Boost certain fields or queries for relevance:

from haystack.query import SearchQuerySet

# Fields can be boosted in the search index definition
# Higher boost = more relevant

# You can also boost in queries
sqs = SearchQuerySet().boost("title", 2.0).filter(content="django")

Advanced Usage

Combining Features

You can combine multiple features in a single query:

from haystack.query import SearchQuerySet

sqs = (
    SearchQuerySet()
    .models(Article)
    .filter(content="django")
    .facet("category")
    .facet("author")
    .highlight()
    .order_by("-score")
)

results = list(sqs)
facets = sqs.facet_counts()

# Process results
for result in results:
    print(f"{result.object.title}: {result.score}")
    if hasattr(result, "highlighted"):
        print(f"  {result.highlighted}")

Using Multiple Connections

If you’ve configured multiple connections, you can use them:

from haystack import connections
from haystack.query import SearchQuerySet

# Use default connection
sqs = SearchQuerySet()

# Use specific connection
sqs = SearchQuerySet(using="readonly")

Indexing

Indexing Your Models

After defining your search indexes (see Quickstart Guide), you need to index your data:

# Rebuild the entire index
python manage.py rebuild_index

# Update the index (incremental)
python manage.py update_index

# Clear the index
python manage.py clear_index

Programmatic Indexing

You can also index programmatically:

from haystack import connections
from myapp.models import Article
from myapp.search_indexes import ArticleIndex

backend = connections["default"].get_backend()
index = ArticleIndex()

# Index a single object
backend.update(index, [article])

# Index multiple objects
articles = Article.objects.all()
backend.update(index, articles)

# Remove from index
backend.remove(article)

Understanding Facet Field Filtering

Why __exact is Required for Facet Fields

When you define a field as faceted=True in your search index, the backend automatically ensures that the field is indexed in a way that supports both full-text search and exact matching/aggregations.

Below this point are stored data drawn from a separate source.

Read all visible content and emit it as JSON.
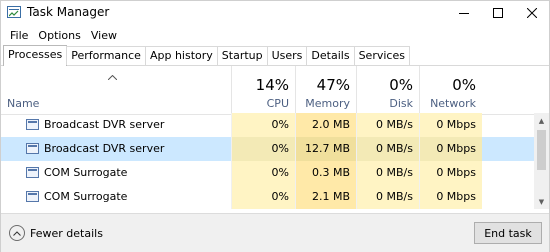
{
  "window": {
    "title": "Task Manager",
    "app_icon": "task-manager-icon",
    "controls": [
      "minimize-icon",
      "maximize-icon",
      "close-icon"
    ]
  },
  "menu": {
    "items": [
      {
        "label": "File"
      },
      {
        "label": "Options"
      },
      {
        "label": "View"
      }
    ]
  },
  "tabs": [
    {
      "label": "Processes",
      "active": true
    },
    {
      "label": "Performance"
    },
    {
      "label": "App history"
    },
    {
      "label": "Startup"
    },
    {
      "label": "Users"
    },
    {
      "label": "Details"
    },
    {
      "label": "Services"
    }
  ],
  "columns": {
    "name": {
      "label": "Name",
      "sort_icon": "sort-up-caret-icon"
    },
    "cpu": {
      "percent": "14%",
      "label": "CPU"
    },
    "memory": {
      "percent": "47%",
      "label": "Memory"
    },
    "disk": {
      "percent": "0%",
      "label": "Disk"
    },
    "network": {
      "percent": "0%",
      "label": "Network"
    }
  },
  "processes": [
    {
      "name": "Broadcast DVR server",
      "cpu": "0%",
      "memory": "2.0 MB",
      "disk": "0 MB/s",
      "network": "0 Mbps",
      "selected": false
    },
    {
      "name": "Broadcast DVR server",
      "cpu": "0%",
      "memory": "12.7 MB",
      "disk": "0 MB/s",
      "network": "0 Mbps",
      "selected": true
    },
    {
      "name": "COM Surrogate",
      "cpu": "0%",
      "memory": "0.3 MB",
      "disk": "0 MB/s",
      "network": "0 Mbps",
      "selected": false
    },
    {
      "name": "COM Surrogate",
      "cpu": "0%",
      "memory": "2.1 MB",
      "disk": "0 MB/s",
      "network": "0 Mbps",
      "selected": false
    }
  ],
  "footer": {
    "fewer_details_label": "Fewer details",
    "end_task_label": "End task"
  },
  "colors": {
    "selected_row": "#cce8ff",
    "heat_light": "#fff4c4",
    "heat_medium": "#ffe9a8",
    "header_label": "#4d6082"
  }
}
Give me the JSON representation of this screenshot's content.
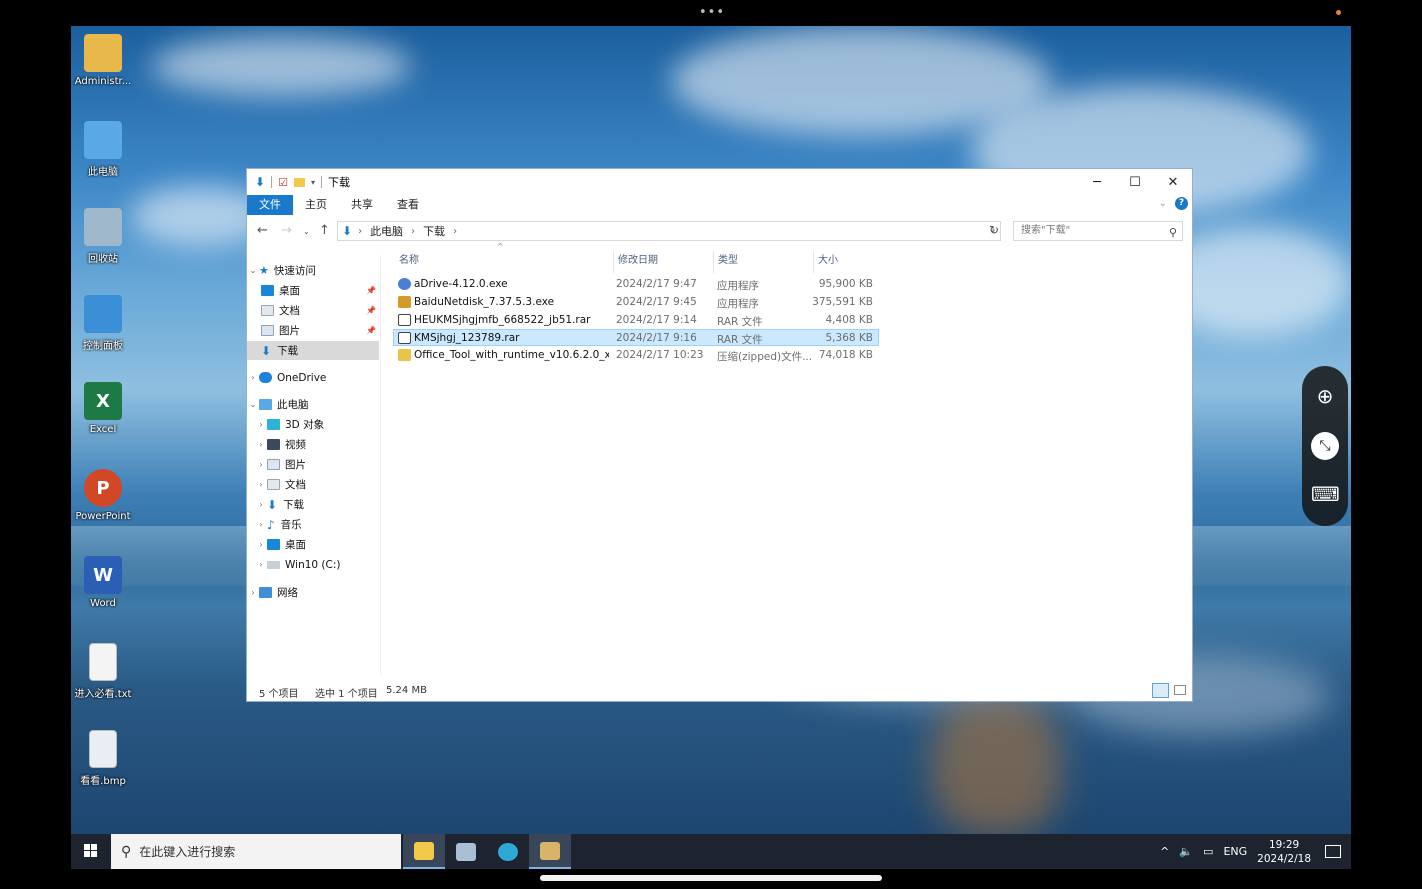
{
  "desktop": {
    "icons": [
      {
        "label": "Administr...",
        "icon": "user-folder-icon",
        "color": "#e8b84a"
      },
      {
        "label": "此电脑",
        "icon": "computer-icon",
        "color": "#5aa8e6"
      },
      {
        "label": "回收站",
        "icon": "recycle-bin-icon",
        "color": "#9fb8cc"
      },
      {
        "label": "控制面板",
        "icon": "control-panel-icon",
        "color": "#3a8fd6"
      },
      {
        "label": "Excel",
        "icon": "excel-icon",
        "color": "#1d7a45",
        "letter": "X"
      },
      {
        "label": "PowerPoint",
        "icon": "powerpoint-icon",
        "color": "#d24726",
        "letter": "P"
      },
      {
        "label": "Word",
        "icon": "word-icon",
        "color": "#2b5fb3",
        "letter": "W"
      },
      {
        "label": "进入必看.txt",
        "icon": "text-file-icon",
        "color": "#f4f4f4"
      },
      {
        "label": "看看.bmp",
        "icon": "image-file-icon",
        "color": "#e8eef4"
      }
    ]
  },
  "explorer": {
    "title": "下载",
    "ribbon_tabs": [
      "文件",
      "主页",
      "共享",
      "查看"
    ],
    "address": {
      "crumbs": [
        "此电脑",
        "下载"
      ]
    },
    "search_placeholder": "搜索\"下载\"",
    "nav": {
      "quick_access": "快速访问",
      "quick_items": [
        "桌面",
        "文档",
        "图片",
        "下载"
      ],
      "onedrive": "OneDrive",
      "this_pc": "此电脑",
      "pc_items": [
        "3D 对象",
        "视频",
        "图片",
        "文档",
        "下载",
        "音乐",
        "桌面",
        "Win10 (C:)"
      ],
      "network": "网络"
    },
    "columns": {
      "name": "名称",
      "date": "修改日期",
      "type": "类型",
      "size": "大小"
    },
    "files": [
      {
        "name": "aDrive-4.12.0.exe",
        "date": "2024/2/17 9:47",
        "type": "应用程序",
        "size": "95,900 KB",
        "color": "#4a7fd6"
      },
      {
        "name": "BaiduNetdisk_7.37.5.3.exe",
        "date": "2024/2/17 9:45",
        "type": "应用程序",
        "size": "375,591 KB",
        "color": "#d49a2a"
      },
      {
        "name": "HEUKMSjhgjmfb_668522_jb51.rar",
        "date": "2024/2/17 9:14",
        "type": "RAR 文件",
        "size": "4,408 KB",
        "color": "#444444"
      },
      {
        "name": "KMSjhgj_123789.rar",
        "date": "2024/2/17 9:16",
        "type": "RAR 文件",
        "size": "5,368 KB",
        "color": "#444444"
      },
      {
        "name": "Office_Tool_with_runtime_v10.6.2.0_x6...",
        "date": "2024/2/17 10:23",
        "type": "压缩(zipped)文件...",
        "size": "74,018 KB",
        "color": "#e9c44a"
      }
    ],
    "status": {
      "count": "5 个项目",
      "selected": "选中 1 个项目",
      "size": "5.24 MB"
    }
  },
  "taskbar": {
    "search_placeholder": "在此键入进行搜索",
    "lang": "ENG",
    "time": "19:29",
    "date": "2024/2/18"
  },
  "colors": {
    "accent": "#1979ca",
    "selection": "#cce8ff"
  }
}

In OpenSearch, this is typically handled by creating a .keyword sub-field for text fields.

For example, if you have:

class SpeechIndex(indexes.SearchIndex, indexes.Indexable):
    speaker_name = indexes.CharField(model_attr="speaker__name", faceted=True)

The backend ensures OpenSearch has:

  • speaker_name - the original field (analyzed for full-text search)

  • speaker_name.keyword - a non-analyzed sub-field for exact matching

When you use filter(speaker_name__exact="KING HENRY"), the backend automatically detects the __exact filter and routes the query to the speaker_name.keyword sub-field.

If you use filter(speaker_name="KING HENRY") without __exact, Haystack queries the base speaker_name field. Since this field is analyzed (tokenized, lowercased, etc.), an exact match against the full string will likely fail or return inconsistent results.

This is why facet fields require the __exact (or __in) suffix for reliable filtering.